Dipeptide-Based Models of Nickel Superoxide Dismutase: Solvent Effects Highlight a Critical Role to Ni–S Bonding and Active Site Stabilization

Nickel superoxide dismutase (Ni–SOD) catalyzes the disproportionation of the superoxide radical to O2 and H2O2 utilizing the Ni(III/II) redox couple. The Ni center in Ni–SOD resides in an unusual coordination environment that is distinct from other SODs. In the reduced state (Ni–SODred), Ni(II) is ligated to a primary amine-N from His1, anionic carboxamido-N/thiolato-S from Cys2, and a second thiolato-S from Cys6 to complete a NiN2S2 square-planar coordination motif. Utilizing the dipeptide N2S2– ligand, H2N-Gly-l-Cys-OMe (GC-OMeH2), an accurate model of the structural and electronic contributions provided by His1 and Cys2 in Ni–SODred, we constructed the dinuclear sulfur-bridged metallosynthon, [Ni2(GC-OMe)2] (1).
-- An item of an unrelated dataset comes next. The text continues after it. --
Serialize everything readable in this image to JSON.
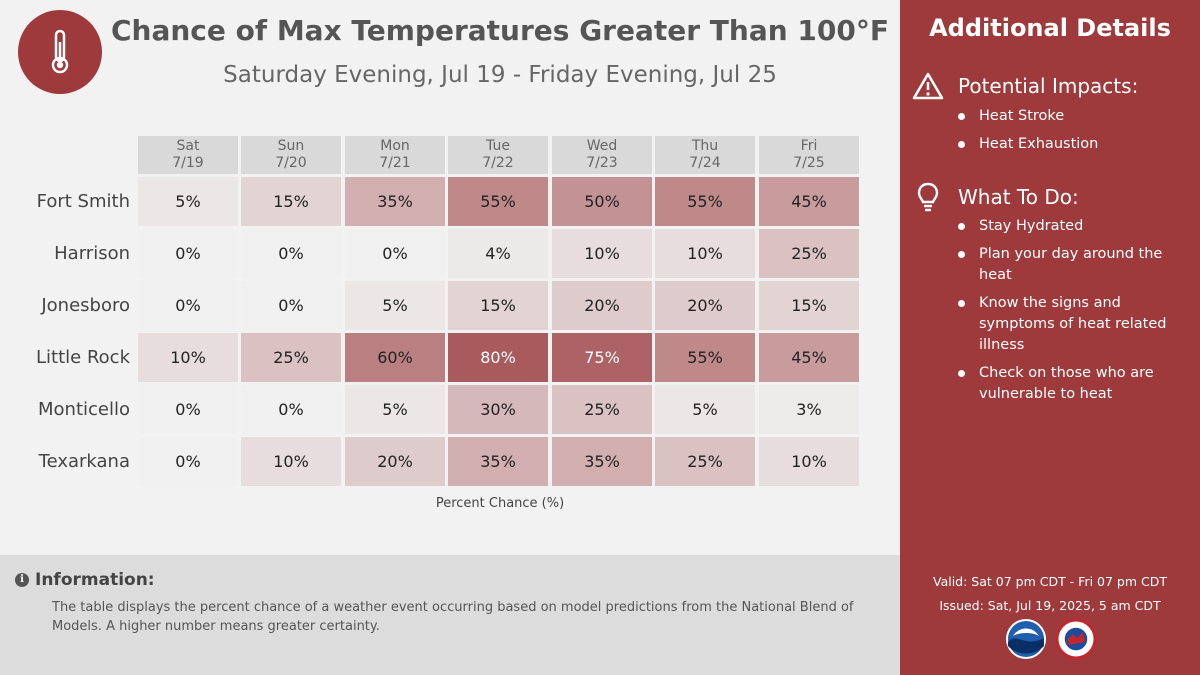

From 1 we prepared the following monomeric Ni(II)–N2S2 complexes: K[Ni(GC-OMe)(SC6H4-p-Cl)] (2), K[Ni(GC-OMe)(S t Bu)] (3), K[Ni(GC-OMe)(SC6H4-p-OMe)] (4), and K[Ni(GC-OMe)(SNAc)] (5). The design strategy in utilizing GC-OMe2– is analogous to one which we reported before (see Inorg. Chem. 2009, 48, 5620 and Inorg. Chem. 2010, 49, 7080) where Ni–SODred active site mimics can be assembled at will with electronically variant RS– ligands. Discussed herein is our initial account pertaining to the aqueous behavior of isolable, small-molecule Ni–SOD model complexes (non-maquette based). Spectroscopic (FTIR, UV–vis, ESI-MS, XAS) and electrochemical (CV) measurements suggest that 2–5 successfully simulate many of the electronic features of Ni–SODred. Furthermore, the aqueous studies reveal a dynamic behavior with regard to RS– lability and bridging interactions, suggesting a stabilizing role brought about by the protein architecture.